By about the third week I paused to reflect on questions such as, “what has my life come to?” and “why does my facial hair lend itself to comparisons with pubes?” Whoever said, “good things come to those who wait” clearly didn’t have my beard in mind. No matter how long I might have waited, there were certain patches on my face—including, most ostensibly, my cheeks, but also that elusive region at the side of the mouth that connects the upper lip to the chin—where hair refused to grow. Plus it itched.  And, I’ll admit, it did not look good. So I did what any sensible person would do. I shaved.

Except for my mustache.

I have a particular fondness for the mustache, commonly referred to as the crustache, dirt-stache, porn-stache or pedo-stache. It’s kind of like the fondness people have for their new ugly pet. They love it because it’s theirs, and nothing you say can get them to see the truth. You, on the other hand, see it for what it really is: a three legged, one eyed, black shelter cat straight out of that Edgar Allan Poe story you once read the SparkNotes for. So you cross yourself and keep a safe distance and, if you’re a decent human being, you probably smile and lie through your teeth when they ask you if you think it’s cute. In this analogy I’m some crazy cat lady, my demonic pet is the hair on my upper lip, and the poor observer is everyone that encounters me/it.

Only, in reality, I don’t go fishing for compliments, because no one has even the fakest of kind words, and the best-case scenario is usually when people pretend not to notice. That’s actually not completely true. Let me backtrack and say that a certain demographic is quite receptive to the ‘stache. Surprisingly it’s not senior girls, but rather my fellow freshman guys. In general, girls hate it. As my friend Nick observed, not only do they not like the ‘stache, they don’t care that you don’t care they don’t like it. In other words, you don’t get even get points for being confident enough to rock it because it’s just that unattractive. Or so they say. I don’t really see it.

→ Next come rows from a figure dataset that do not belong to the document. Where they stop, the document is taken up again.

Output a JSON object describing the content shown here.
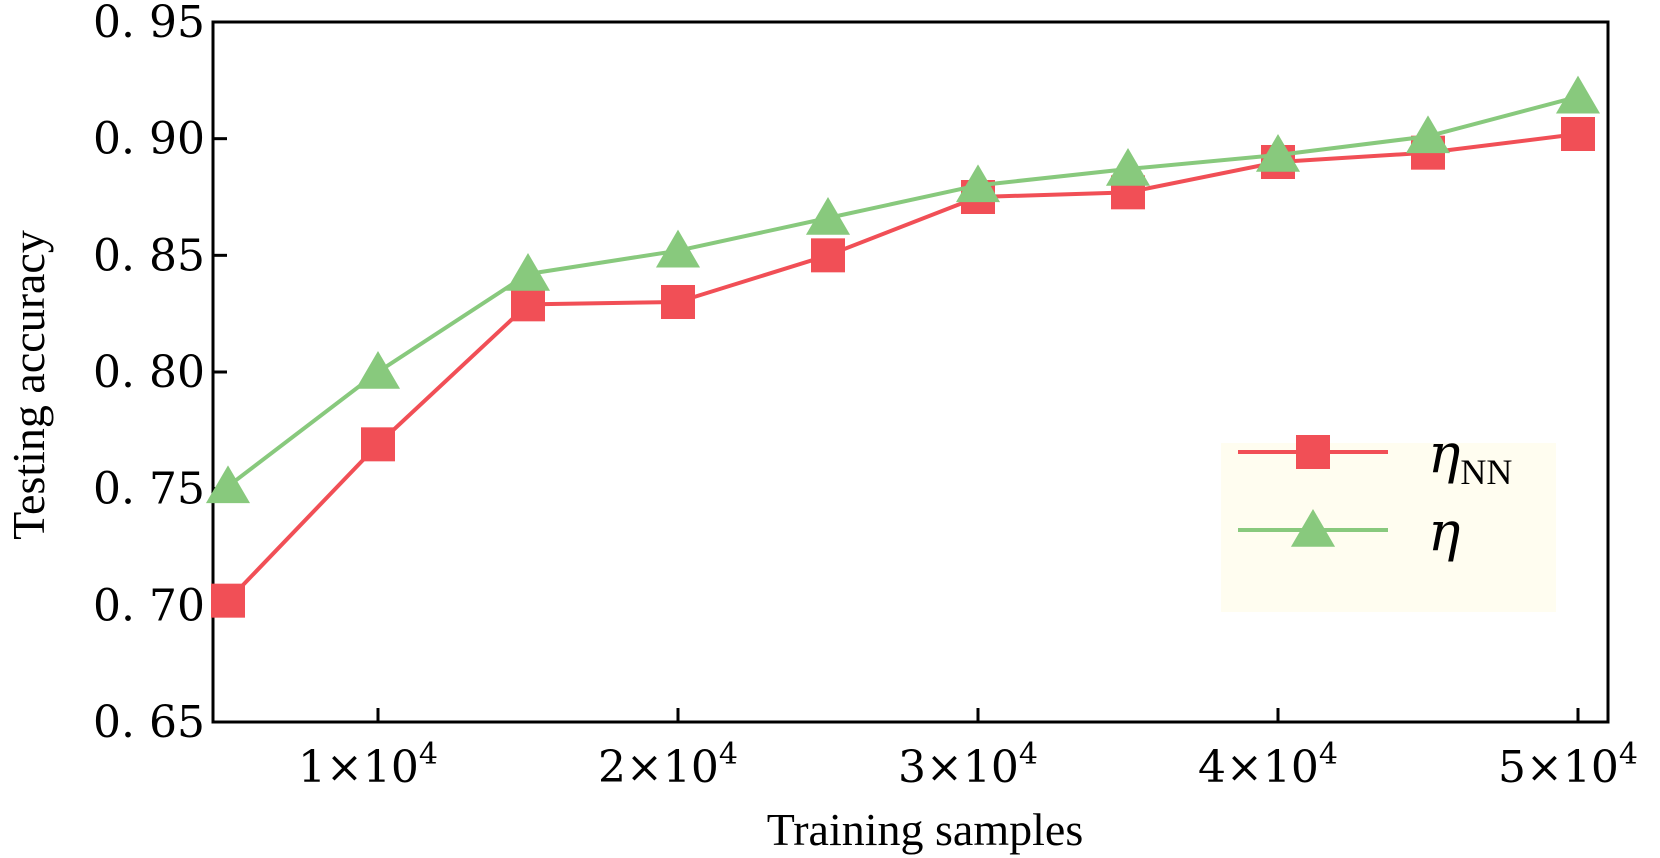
{
  "chart_data": {
    "type": "line",
    "xlabel": "Training samples",
    "ylabel": "Testing accuracy",
    "xlim": [
      4500,
      51000
    ],
    "ylim": [
      0.65,
      0.95
    ],
    "x": [
      5000,
      10000,
      15000,
      20000,
      25000,
      30000,
      35000,
      40000,
      45000,
      50000
    ],
    "x_ticks": [
      {
        "value": 10000,
        "mantissa": "1",
        "times": "×",
        "base": "10",
        "exp": "4"
      },
      {
        "value": 20000,
        "mantissa": "2",
        "times": "×",
        "base": "10",
        "exp": "4"
      },
      {
        "value": 30000,
        "mantissa": "3",
        "times": "×",
        "base": "10",
        "exp": "4"
      },
      {
        "value": 40000,
        "mantissa": "4",
        "times": "×",
        "base": "10",
        "exp": "4"
      },
      {
        "value": 50000,
        "mantissa": "5",
        "times": "×",
        "base": "10",
        "exp": "4"
      }
    ],
    "y_ticks": [
      {
        "value": 0.65,
        "label": "0. 65"
      },
      {
        "value": 0.7,
        "label": "0. 70"
      },
      {
        "value": 0.75,
        "label": "0. 75"
      },
      {
        "value": 0.8,
        "label": "0. 80"
      },
      {
        "value": 0.85,
        "label": "0. 85"
      },
      {
        "value": 0.9,
        "label": "0. 90"
      },
      {
        "value": 0.95,
        "label": "0. 95"
      }
    ],
    "series": [
      {
        "name": "eta_NN",
        "symbol": "η",
        "subscript": "NN",
        "color": "#f14f56",
        "marker": "square",
        "values": [
          0.702,
          0.769,
          0.829,
          0.83,
          0.85,
          0.875,
          0.877,
          0.89,
          0.894,
          0.902
        ]
      },
      {
        "name": "eta",
        "symbol": "η",
        "subscript": "",
        "color": "#88c97d",
        "marker": "triangle",
        "values": [
          0.751,
          0.8,
          0.842,
          0.852,
          0.866,
          0.88,
          0.887,
          0.893,
          0.901,
          0.918
        ]
      }
    ],
    "legend": {
      "position": "bottom-right",
      "background": "#fffdf0"
    }
  }
}
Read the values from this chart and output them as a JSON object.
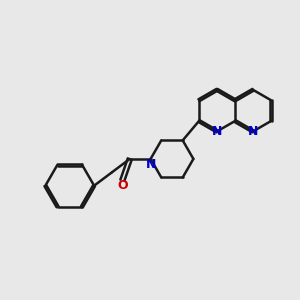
{
  "bg_color": "#e8e8e8",
  "bond_color": "#1a1a1a",
  "nitrogen_color": "#0000cc",
  "oxygen_color": "#cc0000",
  "bond_width": 1.8,
  "dbo": 0.035,
  "fig_width": 3.0,
  "fig_height": 3.0,
  "xlim": [
    0.0,
    10.0
  ],
  "ylim": [
    1.5,
    8.5
  ]
}
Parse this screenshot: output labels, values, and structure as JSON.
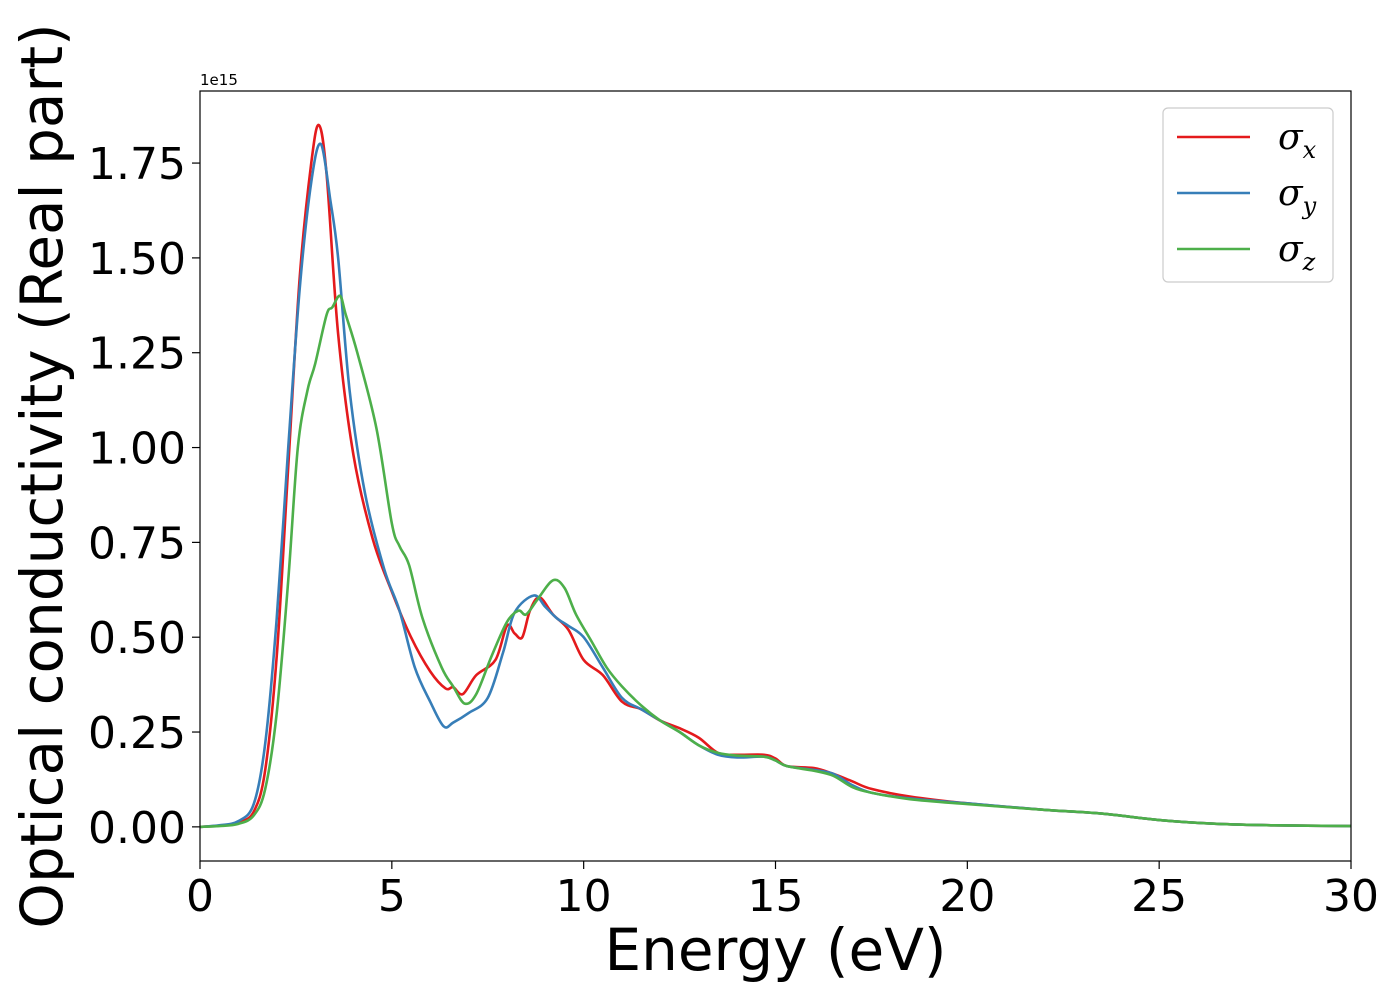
{
  "chart_data": {
    "type": "line",
    "title": "",
    "xlabel": "Energy (eV)",
    "ylabel": "Optical conductivity (Real part)",
    "y_offset_label": "1e15",
    "xlim": [
      0,
      30
    ],
    "ylim": [
      -0.09,
      1.94
    ],
    "xticks": [
      0,
      5,
      10,
      15,
      20,
      25,
      30
    ],
    "xtick_labels": [
      "0",
      "5",
      "10",
      "15",
      "20",
      "25",
      "30"
    ],
    "yticks": [
      0,
      0.25,
      0.5,
      0.75,
      1.0,
      1.25,
      1.5,
      1.75
    ],
    "ytick_labels": [
      "0.00",
      "0.25",
      "0.50",
      "0.75",
      "1.00",
      "1.25",
      "1.50",
      "1.75"
    ],
    "grid": false,
    "legend_position": "upper right",
    "series": [
      {
        "name": "σx",
        "symbol": "σ",
        "subscript": "x",
        "color": "#e41a1c",
        "points": [
          [
            0,
            0
          ],
          [
            0.5,
            0.003
          ],
          [
            1,
            0.012
          ],
          [
            1.4,
            0.04
          ],
          [
            1.7,
            0.15
          ],
          [
            2.0,
            0.45
          ],
          [
            2.3,
            0.95
          ],
          [
            2.6,
            1.45
          ],
          [
            2.9,
            1.75
          ],
          [
            3.1,
            1.85
          ],
          [
            3.3,
            1.72
          ],
          [
            3.6,
            1.3
          ],
          [
            4.0,
            0.98
          ],
          [
            4.5,
            0.76
          ],
          [
            5.0,
            0.62
          ],
          [
            5.5,
            0.5
          ],
          [
            6.0,
            0.41
          ],
          [
            6.4,
            0.365
          ],
          [
            6.6,
            0.368
          ],
          [
            6.85,
            0.35
          ],
          [
            7.2,
            0.4
          ],
          [
            7.7,
            0.44
          ],
          [
            8.0,
            0.53
          ],
          [
            8.2,
            0.51
          ],
          [
            8.4,
            0.5
          ],
          [
            8.6,
            0.57
          ],
          [
            8.85,
            0.605
          ],
          [
            9.2,
            0.56
          ],
          [
            9.6,
            0.52
          ],
          [
            10.0,
            0.44
          ],
          [
            10.5,
            0.4
          ],
          [
            11.0,
            0.33
          ],
          [
            11.5,
            0.31
          ],
          [
            12.0,
            0.28
          ],
          [
            12.5,
            0.26
          ],
          [
            13.0,
            0.235
          ],
          [
            13.5,
            0.195
          ],
          [
            14.0,
            0.19
          ],
          [
            14.7,
            0.19
          ],
          [
            15.0,
            0.18
          ],
          [
            15.3,
            0.16
          ],
          [
            16.0,
            0.155
          ],
          [
            16.5,
            0.14
          ],
          [
            17.0,
            0.12
          ],
          [
            17.5,
            0.1
          ],
          [
            18.5,
            0.08
          ],
          [
            20,
            0.062
          ],
          [
            22,
            0.045
          ],
          [
            23.5,
            0.035
          ],
          [
            25,
            0.018
          ],
          [
            26.5,
            0.008
          ],
          [
            28,
            0.004
          ],
          [
            30,
            0.002
          ]
        ]
      },
      {
        "name": "σy",
        "symbol": "σ",
        "subscript": "y",
        "color": "#377eb8",
        "points": [
          [
            0,
            0
          ],
          [
            0.5,
            0.004
          ],
          [
            1,
            0.015
          ],
          [
            1.4,
            0.06
          ],
          [
            1.7,
            0.22
          ],
          [
            2.0,
            0.55
          ],
          [
            2.3,
            1.0
          ],
          [
            2.6,
            1.42
          ],
          [
            2.9,
            1.7
          ],
          [
            3.15,
            1.8
          ],
          [
            3.4,
            1.65
          ],
          [
            3.6,
            1.5
          ],
          [
            3.9,
            1.15
          ],
          [
            4.3,
            0.88
          ],
          [
            4.8,
            0.68
          ],
          [
            5.2,
            0.57
          ],
          [
            5.6,
            0.42
          ],
          [
            6.0,
            0.33
          ],
          [
            6.35,
            0.265
          ],
          [
            6.6,
            0.275
          ],
          [
            7.0,
            0.3
          ],
          [
            7.5,
            0.34
          ],
          [
            7.9,
            0.46
          ],
          [
            8.2,
            0.565
          ],
          [
            8.7,
            0.61
          ],
          [
            9.0,
            0.58
          ],
          [
            9.3,
            0.55
          ],
          [
            9.6,
            0.53
          ],
          [
            10.0,
            0.5
          ],
          [
            10.5,
            0.42
          ],
          [
            11.0,
            0.34
          ],
          [
            11.5,
            0.31
          ],
          [
            12.0,
            0.28
          ],
          [
            12.5,
            0.25
          ],
          [
            13.0,
            0.215
          ],
          [
            13.5,
            0.19
          ],
          [
            14.0,
            0.183
          ],
          [
            14.7,
            0.185
          ],
          [
            15.0,
            0.175
          ],
          [
            15.3,
            0.16
          ],
          [
            16.0,
            0.15
          ],
          [
            16.5,
            0.14
          ],
          [
            17.0,
            0.11
          ],
          [
            17.5,
            0.09
          ],
          [
            18.5,
            0.075
          ],
          [
            20,
            0.062
          ],
          [
            22,
            0.045
          ],
          [
            23.5,
            0.035
          ],
          [
            25,
            0.018
          ],
          [
            26.5,
            0.008
          ],
          [
            28,
            0.004
          ],
          [
            30,
            0.002
          ]
        ]
      },
      {
        "name": "σz",
        "symbol": "σ",
        "subscript": "z",
        "color": "#4daf4a",
        "points": [
          [
            0,
            0
          ],
          [
            0.5,
            0.002
          ],
          [
            1,
            0.008
          ],
          [
            1.4,
            0.03
          ],
          [
            1.7,
            0.1
          ],
          [
            2.0,
            0.3
          ],
          [
            2.3,
            0.65
          ],
          [
            2.55,
            1.0
          ],
          [
            2.8,
            1.15
          ],
          [
            3.0,
            1.22
          ],
          [
            3.3,
            1.35
          ],
          [
            3.45,
            1.37
          ],
          [
            3.65,
            1.4
          ],
          [
            3.8,
            1.35
          ],
          [
            4.1,
            1.25
          ],
          [
            4.6,
            1.05
          ],
          [
            5.0,
            0.8
          ],
          [
            5.2,
            0.74
          ],
          [
            5.45,
            0.69
          ],
          [
            5.8,
            0.55
          ],
          [
            6.3,
            0.42
          ],
          [
            6.6,
            0.37
          ],
          [
            6.9,
            0.325
          ],
          [
            7.2,
            0.35
          ],
          [
            7.6,
            0.45
          ],
          [
            8.0,
            0.54
          ],
          [
            8.3,
            0.57
          ],
          [
            8.5,
            0.56
          ],
          [
            8.8,
            0.6
          ],
          [
            9.2,
            0.65
          ],
          [
            9.5,
            0.63
          ],
          [
            9.8,
            0.56
          ],
          [
            10.2,
            0.49
          ],
          [
            10.6,
            0.42
          ],
          [
            11.0,
            0.37
          ],
          [
            11.5,
            0.32
          ],
          [
            12.0,
            0.28
          ],
          [
            12.5,
            0.25
          ],
          [
            13.0,
            0.215
          ],
          [
            13.5,
            0.195
          ],
          [
            14.0,
            0.188
          ],
          [
            14.7,
            0.185
          ],
          [
            15.0,
            0.175
          ],
          [
            15.3,
            0.16
          ],
          [
            16.0,
            0.148
          ],
          [
            16.5,
            0.135
          ],
          [
            17.0,
            0.105
          ],
          [
            17.5,
            0.09
          ],
          [
            18.5,
            0.073
          ],
          [
            20,
            0.06
          ],
          [
            22,
            0.045
          ],
          [
            23.5,
            0.035
          ],
          [
            25,
            0.018
          ],
          [
            26.5,
            0.008
          ],
          [
            28,
            0.004
          ],
          [
            30,
            0.002
          ]
        ]
      }
    ]
  }
}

Recently, I was growing the stache back out. A few weeks strong, I had every intention of keeping it, when—in a moment of weakness—I shaved before going to the Street. I really regret it. In a place like Princeton, where people are so aware of appearances, whether physical or social (the two often go hand in hand), there’s something refreshing about doing something you enjoy, however odd it is, and not caring about what others think.

So yeah, I comprised my ideals by shaving. The good news? “Mustache March” is here. Viva la ‘stache.